‘The Andy Griffith Show’s Creator Thought the Show Was Wrongly Named
Every fan of The Andy Griffith Show is familiar with the show’s opening sequence.
First, there’s the classic comedy’s theme song,”The Fishin’ Hole,” with its ear-catching melody whistled by one of its composers, Earle Hagen. Then, the announcer stating, “The Andy Griffith Show. Starring Andy Griffith. With Ronny Howard. Co-starring Don Knotts.”
Little did the show’s fans know that its creator later wished it had never been called The Andy Griffith Show.
The town of Mayberry is immortalized and idealized on ‘The Andy Griffith Show’
Indisputably, there is no other fictionalized town on television that carries as much emotion and character as does the imaginary, sleepy town of Mayberry located somewhere in North Carolina.
In Richard Kelly’s 1981 book The Andy Griffith Show, former Raleigh, North Carolina mayor Jyles J. Coggins remarked to Kelly about Mayberry and its remarkable aura.
“I have seen and enjoyed The Andy Griffith Show many times. Although I believe the shows are somewhat exaggerated in reflecting the naïveté and hickishness of small-town Southern people, especially today, they do show the imaginative life-style of twenty or thirty years ago.
“The basic qualities of goodness of the people and genuine concern for one another and the community are still true to North Carolina.”
The most overlooked character on the show, according to the show’s creator
In a conversation with the Archive of American Television, Andy Griffith opened up about series creator Sheldon Leonard’s opinion that the show had been misnamed. Leonard realized the real star of the show wasn’t Andy Griffith; it was Mayberry. Years later, Griffith agreed.
“Sheldon actually said one time, ‘I think we misnamed this show. It should’ve been called Mayberry to start with,’ Griffith told the Archive.

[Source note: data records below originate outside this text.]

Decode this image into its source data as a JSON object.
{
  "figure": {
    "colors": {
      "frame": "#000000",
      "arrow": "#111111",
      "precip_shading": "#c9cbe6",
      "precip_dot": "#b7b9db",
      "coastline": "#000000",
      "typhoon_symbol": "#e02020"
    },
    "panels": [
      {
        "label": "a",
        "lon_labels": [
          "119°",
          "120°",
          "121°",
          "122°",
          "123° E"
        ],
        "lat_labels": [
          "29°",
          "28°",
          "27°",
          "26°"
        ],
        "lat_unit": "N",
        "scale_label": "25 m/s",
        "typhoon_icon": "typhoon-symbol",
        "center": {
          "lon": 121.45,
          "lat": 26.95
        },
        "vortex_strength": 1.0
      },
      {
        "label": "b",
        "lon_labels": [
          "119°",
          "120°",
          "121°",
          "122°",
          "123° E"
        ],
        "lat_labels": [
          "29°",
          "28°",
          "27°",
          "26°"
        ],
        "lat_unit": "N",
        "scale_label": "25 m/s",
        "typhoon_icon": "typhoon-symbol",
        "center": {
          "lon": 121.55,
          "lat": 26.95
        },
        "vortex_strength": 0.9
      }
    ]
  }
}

Kelly in his book opined, “The real hero of The Andy Griffith Show is the town of Mayberry, presided over by the sheriff without a gun, Andy Taylor. It is a small world, one that, ironically, is more colorful on simple black-and-white television sets. It is filled with wonderful characters we can all understand and care about. It is nostalgic and funny, and most important, it is timeless.”
The second most overlooked character, according to one writer
Aside from the fictional town of Mayberry being an invisible figure of stability, another character that’s frequently overlooked, according to show writer Harvey Bullock, was Aunt Bee actor Frances Bavier.
“Andy was strong as the father figure, Opie was an open winning delight, and Barney Fife was a comedic treasure,” Bullock said. “Yet Frances, with none of these obvious strengths to work with, turned in a consistent solid background that enabled the other characters to work as well as they did.
“Her artistry lay in the fact that her contribution was so natural you never thought to examine it. That is talent.”